In our presentations to public schools, we have been asked to emphasize several of the following points of interest. Each point will be described, and what we do will be explained.
Say 'No' to Drugs
In this illustration, students are introduced to Pepper. Her English command “come” is explained. Les explains Pepper's next assignment, which is to lie down and stay. The students' job is then to entice her to get up from her position and come to them. To emphasize the temptations the world brings, Les hands dog food treats to the students to arm them with what would make most dogs get into trouble. Les highlights how treats to Pepper are just as enticing as drugs, sex, or gang violence can be to students. After the students call to her a few times, they usually notice she is not looking at them at all and is still lying down as previously instructed. Les has been giving her a subtle hand signal throughout the exercise, and she is watching for that signal to change. To enliven this point, Les suggests perhaps a bigger temptation would work, so he throws a slice of hot dog meat in front of Pepper. In obedient fashion, she stares intently at the food and may even drool, but she will always stay put and look back at her master. The point made is that when focusing on temptation, one will eventually fall. But when focusing on who is trustworthy (parents, teachers, administrators), and what is right, temptation can be overcome.
Drop Bad Habits
With this lesson Les asks if the students have ever tried to teach a dog to fetch a ball and return it. Most have and many of them will laugh when Les demonstrates with Pepper a dog’s propensity to hang on to the ball instead of letting go. Les asks Pepper to drop the ball, and she immediately complies. Les will throw the ball for her, and as she is bringing it back, Les asks her to drop it. She is again obedient and drops it. The first ball is a small, worn, dingy ball, and Les compares this ball to a bad habit or even a small problem. Dogs (and people) will hang on to something which they are used to, whether or not it is a wise choice. Les then demonstrates how smart Pepper is and how she has learned to drop a bad habit.
Les takes out a new larger ball and throws it for her. When she brings this one back, Les asks her to drop it.

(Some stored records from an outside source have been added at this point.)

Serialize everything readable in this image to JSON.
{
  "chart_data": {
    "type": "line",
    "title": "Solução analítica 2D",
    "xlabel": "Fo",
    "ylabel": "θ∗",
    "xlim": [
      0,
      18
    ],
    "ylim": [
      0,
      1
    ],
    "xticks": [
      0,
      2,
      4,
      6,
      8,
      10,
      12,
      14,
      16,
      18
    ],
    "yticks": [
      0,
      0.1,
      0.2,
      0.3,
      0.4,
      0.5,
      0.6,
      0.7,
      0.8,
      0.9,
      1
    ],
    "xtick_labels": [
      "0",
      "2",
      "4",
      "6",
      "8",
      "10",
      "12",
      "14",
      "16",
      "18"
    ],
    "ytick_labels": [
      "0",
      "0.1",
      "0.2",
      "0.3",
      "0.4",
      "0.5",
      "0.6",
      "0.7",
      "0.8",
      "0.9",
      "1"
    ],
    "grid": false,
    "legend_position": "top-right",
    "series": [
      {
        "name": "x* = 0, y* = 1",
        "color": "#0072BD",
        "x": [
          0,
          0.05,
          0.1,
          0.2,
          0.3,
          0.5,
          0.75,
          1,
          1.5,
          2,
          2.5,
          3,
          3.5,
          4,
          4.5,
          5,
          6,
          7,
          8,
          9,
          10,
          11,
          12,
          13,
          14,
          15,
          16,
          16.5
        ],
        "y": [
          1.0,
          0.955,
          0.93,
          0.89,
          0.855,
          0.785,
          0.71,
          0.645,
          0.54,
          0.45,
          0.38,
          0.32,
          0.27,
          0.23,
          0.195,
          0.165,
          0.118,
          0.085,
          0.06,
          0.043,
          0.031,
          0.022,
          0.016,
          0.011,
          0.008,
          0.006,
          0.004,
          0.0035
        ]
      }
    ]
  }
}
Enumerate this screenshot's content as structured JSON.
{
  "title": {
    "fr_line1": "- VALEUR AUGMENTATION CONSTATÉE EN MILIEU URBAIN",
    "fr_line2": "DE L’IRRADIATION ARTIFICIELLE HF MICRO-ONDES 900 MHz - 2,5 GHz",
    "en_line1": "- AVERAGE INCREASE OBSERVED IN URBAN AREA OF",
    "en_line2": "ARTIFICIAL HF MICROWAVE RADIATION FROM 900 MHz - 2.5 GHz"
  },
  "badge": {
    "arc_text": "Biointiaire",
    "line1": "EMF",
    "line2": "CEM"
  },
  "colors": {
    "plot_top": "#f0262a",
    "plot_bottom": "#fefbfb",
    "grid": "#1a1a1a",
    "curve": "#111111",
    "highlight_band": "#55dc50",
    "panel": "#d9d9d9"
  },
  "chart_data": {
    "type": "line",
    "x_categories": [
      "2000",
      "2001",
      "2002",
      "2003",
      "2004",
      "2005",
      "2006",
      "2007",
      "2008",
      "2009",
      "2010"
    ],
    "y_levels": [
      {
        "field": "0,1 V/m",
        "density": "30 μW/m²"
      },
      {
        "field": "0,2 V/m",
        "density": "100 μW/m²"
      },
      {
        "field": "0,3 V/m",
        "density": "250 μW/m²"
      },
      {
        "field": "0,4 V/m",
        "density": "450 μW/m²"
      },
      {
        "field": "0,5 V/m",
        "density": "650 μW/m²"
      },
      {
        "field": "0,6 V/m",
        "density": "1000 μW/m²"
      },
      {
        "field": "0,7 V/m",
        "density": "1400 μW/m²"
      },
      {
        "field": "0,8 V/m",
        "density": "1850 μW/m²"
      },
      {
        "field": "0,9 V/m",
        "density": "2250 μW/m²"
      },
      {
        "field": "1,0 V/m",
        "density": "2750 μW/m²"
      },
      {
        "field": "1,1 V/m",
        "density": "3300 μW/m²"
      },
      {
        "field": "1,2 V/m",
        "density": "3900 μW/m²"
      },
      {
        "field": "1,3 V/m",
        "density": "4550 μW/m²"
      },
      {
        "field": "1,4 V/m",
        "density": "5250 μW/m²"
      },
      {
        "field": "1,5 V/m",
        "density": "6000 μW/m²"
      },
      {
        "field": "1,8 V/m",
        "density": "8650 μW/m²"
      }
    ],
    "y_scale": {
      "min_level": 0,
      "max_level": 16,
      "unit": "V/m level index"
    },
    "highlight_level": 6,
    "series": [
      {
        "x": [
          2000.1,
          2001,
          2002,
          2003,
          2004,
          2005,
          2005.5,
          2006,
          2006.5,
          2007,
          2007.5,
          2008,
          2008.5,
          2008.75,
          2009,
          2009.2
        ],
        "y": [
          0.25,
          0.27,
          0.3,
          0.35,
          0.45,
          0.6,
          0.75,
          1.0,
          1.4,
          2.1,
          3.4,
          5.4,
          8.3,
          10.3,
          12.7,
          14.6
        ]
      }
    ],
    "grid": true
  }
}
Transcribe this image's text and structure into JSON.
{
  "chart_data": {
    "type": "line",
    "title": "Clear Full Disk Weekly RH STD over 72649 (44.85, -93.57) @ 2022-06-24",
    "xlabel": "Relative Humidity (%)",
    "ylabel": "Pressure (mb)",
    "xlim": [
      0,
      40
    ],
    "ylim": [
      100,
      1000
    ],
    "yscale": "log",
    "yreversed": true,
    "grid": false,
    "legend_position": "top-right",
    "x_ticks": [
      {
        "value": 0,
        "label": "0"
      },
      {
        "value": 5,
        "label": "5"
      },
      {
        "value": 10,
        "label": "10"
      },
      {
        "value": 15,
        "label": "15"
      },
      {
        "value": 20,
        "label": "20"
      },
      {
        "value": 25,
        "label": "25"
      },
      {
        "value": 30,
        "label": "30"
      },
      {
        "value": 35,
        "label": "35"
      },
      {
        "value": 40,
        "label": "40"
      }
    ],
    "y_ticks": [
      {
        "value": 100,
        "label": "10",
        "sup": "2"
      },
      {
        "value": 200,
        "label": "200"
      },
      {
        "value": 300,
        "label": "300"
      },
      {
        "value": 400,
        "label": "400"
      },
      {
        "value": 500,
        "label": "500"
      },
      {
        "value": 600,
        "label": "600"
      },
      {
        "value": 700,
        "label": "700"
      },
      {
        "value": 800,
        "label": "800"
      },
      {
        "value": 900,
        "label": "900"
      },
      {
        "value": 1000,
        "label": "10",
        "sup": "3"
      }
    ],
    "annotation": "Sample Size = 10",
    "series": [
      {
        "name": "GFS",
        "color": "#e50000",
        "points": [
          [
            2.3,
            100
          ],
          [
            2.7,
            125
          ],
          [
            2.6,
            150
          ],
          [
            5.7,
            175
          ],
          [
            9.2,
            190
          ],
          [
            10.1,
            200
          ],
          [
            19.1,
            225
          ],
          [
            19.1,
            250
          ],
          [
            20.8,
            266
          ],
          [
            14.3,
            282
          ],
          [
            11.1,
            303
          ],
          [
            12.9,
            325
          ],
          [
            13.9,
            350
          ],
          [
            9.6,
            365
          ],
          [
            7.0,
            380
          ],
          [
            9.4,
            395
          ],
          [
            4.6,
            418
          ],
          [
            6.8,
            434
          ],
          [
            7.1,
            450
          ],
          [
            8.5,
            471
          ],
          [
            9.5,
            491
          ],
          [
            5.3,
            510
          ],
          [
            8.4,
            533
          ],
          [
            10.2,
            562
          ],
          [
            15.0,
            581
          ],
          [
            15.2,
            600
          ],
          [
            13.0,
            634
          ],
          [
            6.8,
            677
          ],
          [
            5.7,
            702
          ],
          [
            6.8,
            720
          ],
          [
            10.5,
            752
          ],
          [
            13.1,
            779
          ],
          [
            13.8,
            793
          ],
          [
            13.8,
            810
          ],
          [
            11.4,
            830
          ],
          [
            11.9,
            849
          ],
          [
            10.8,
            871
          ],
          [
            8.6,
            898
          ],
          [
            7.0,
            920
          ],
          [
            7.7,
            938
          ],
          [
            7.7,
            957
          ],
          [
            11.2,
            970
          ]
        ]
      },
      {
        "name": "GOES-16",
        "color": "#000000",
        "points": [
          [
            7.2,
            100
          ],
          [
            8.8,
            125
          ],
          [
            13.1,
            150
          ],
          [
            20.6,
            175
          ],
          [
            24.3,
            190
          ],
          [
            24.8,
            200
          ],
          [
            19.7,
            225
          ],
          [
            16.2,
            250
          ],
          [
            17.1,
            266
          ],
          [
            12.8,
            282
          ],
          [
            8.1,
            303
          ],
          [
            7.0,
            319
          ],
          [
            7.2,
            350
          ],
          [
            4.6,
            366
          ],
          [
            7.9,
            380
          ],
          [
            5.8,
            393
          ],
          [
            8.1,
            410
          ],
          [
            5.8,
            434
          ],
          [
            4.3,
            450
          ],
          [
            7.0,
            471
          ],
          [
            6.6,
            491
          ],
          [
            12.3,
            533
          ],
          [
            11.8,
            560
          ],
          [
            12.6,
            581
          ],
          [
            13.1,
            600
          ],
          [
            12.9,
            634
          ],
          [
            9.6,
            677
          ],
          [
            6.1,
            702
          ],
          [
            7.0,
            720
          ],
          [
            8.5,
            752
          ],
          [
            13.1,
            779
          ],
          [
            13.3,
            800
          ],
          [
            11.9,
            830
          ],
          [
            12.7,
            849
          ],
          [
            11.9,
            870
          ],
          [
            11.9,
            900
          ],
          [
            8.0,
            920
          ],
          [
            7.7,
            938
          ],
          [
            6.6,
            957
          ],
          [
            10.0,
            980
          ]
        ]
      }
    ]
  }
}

When she does, she gets a tasty treat. This shows Pepper’s understanding that there are better things to fill her life (or mouth) with if she will be obedient. Les emphasizes that when good things fill our lives, there is no room for the bad habits.
Controlling Your Anger
All dogs bark and Pepper will bark when a command is given either using a hand signal or verbal command. The students are asked which of the two methods they would like to see that will cause her to bark. Les gives the command and Pepper will bark but while she is barking Les will give her another hand signal to lie down and be quiet. She will drop immediately and even lay her chin between her paws. Les speaks about how easy it is sometimes for us to lose our temper but can we turn it off as quickly as Pepper can. Les can make a humorous or serious visual lesson out of this to fit the situational need of his audience.